4. Key Vault variables

Reference with ${keyvault.VAULT_NAME.SECRET_NAME}:

connections:
  my_db:
    properties:
      password: "${keyvault.udp-vault.db-password}"

Key Vault secrets are fetched through the Azure Key Vault SecretClient and cached for the duration of the run. No additional installation is required; the Azure SDK is built into the tool.
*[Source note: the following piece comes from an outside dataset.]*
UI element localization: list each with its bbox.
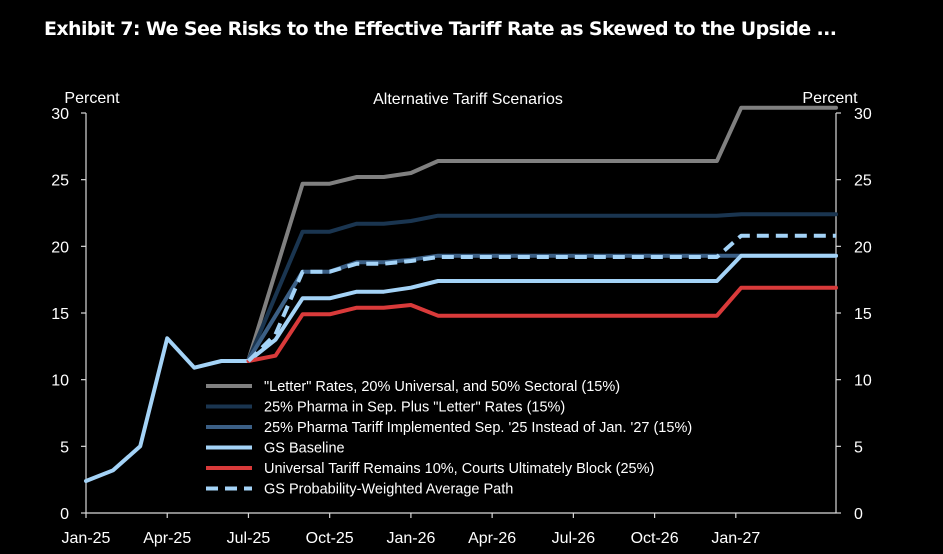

The lookup authenticates with the same credential chain described in section 1.1, so the identity must have secret read permission on the vault.


5. Built-in deployment variables

The following variables are always available in udp.yml:

Variable Value
${deployment.name} Deployment name from deployment.name
${deployment.version} Deployment version from deployment.version

6. State backend configuration

Deployment state (deployment-state.json) can be stored locally or in a remote backend. Configure the backend in udp.yml:

state:
  backend: onelake  # or: azureblob, adls, local
  config:
    workspace_id: "guid"      # OneLake
    lakehouse_id: "guid"      # OneLake
    account_name: "storage"   # azureblob / adls
    container_name: "state"   # azureblob
    filesystem: "state"       # adls
    account_key: "..."        # azureblob (optional, uses DefaultAzureCredential)
Backend Storage Status
local JSON file on the local filesystem Stable
azureblob Azure Blob Storage Beta
onelake / adls OneLake / ADLS Gen2 Beta

Note

For the Blob and ADLS backends, omit account_key where possible so the tool authenticates with DefaultAzureCredential instead of a shared key. The account name can also be supplied through the AZURE_STORAGE_ACCOUNT_NAME environment variable.